There isn’t anyone here. No pretty girls. No ex-wives or made up heroines. I just woke up here and it’s a place where no one exists anymore. The buildings around me are crumbling and if there is life in the woods, I can’t detect it.

A bomb must have gone off. I wonder if the air is breathable. I suppose that if I don’t travel out of here soon, I’ll find out.

I hate when these ones happen. Where I end up in a world where there is nothing to explore, nothing to be grateful for, no one to talk to. This world must have had a war. There must have been some pretty great destruction for this place to get touched. It is isolated. Up in the mountains. The signs for the little string of towns along I-70 all state the town’s elevation rather than its population. The height is more impressive. There is no one here and I don’t suppose there is anything good that I can do. I start to concentrate on opening my eyes somewhere else, but there is a small tug on my shirt before I leave.

I open my eyes and I am still here. Now there is a girl.

She is not a muse or a savior or a protectee. She is someone new.

She is small, like a child, but ageless. Her blue eyes shine through our grey surroundings. They stare up at me hopefully. I do not turn away even though I am afraid.

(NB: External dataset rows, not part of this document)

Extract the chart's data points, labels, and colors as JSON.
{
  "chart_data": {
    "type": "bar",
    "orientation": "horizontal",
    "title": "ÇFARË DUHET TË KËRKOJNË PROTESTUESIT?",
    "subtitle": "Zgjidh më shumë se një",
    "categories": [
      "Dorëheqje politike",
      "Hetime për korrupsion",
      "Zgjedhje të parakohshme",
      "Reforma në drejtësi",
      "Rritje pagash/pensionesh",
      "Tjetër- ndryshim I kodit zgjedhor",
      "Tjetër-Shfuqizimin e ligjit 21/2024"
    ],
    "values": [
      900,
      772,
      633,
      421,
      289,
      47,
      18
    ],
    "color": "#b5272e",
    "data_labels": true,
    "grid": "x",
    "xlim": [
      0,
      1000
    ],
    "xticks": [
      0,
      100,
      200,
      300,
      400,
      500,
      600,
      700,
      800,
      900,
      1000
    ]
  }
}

She looks like she has been crying, but she also has an air of encouragement. I can’t tell, but I think that even here, even in despair, she might be God.

“This one’s pretty desolate,” I tell her.

She smiles a big, toothy grin, “Beautiful though. Isn’t it?”

I take another look and the burnt trees against the hazy background of the snow (or ash) covered mountains is rather breathtaking.

“I suppose it is, when I look at it from your point of view,” I bashfully state, “One of yours?”

They’re all mine,” she says, still smiling, “but they’re yours too. You should try to look at it from my point of view more often. Like, all the time.”

She giggles after this and starts to skip away.

“Hey,” I call after. She pauses but does not turn back towards me. Her blue eyes are looking ahead. “Thank you for helping me.”

I say this last part almost to myself and then I am alone again.

I am in a library. I am alone, but not really.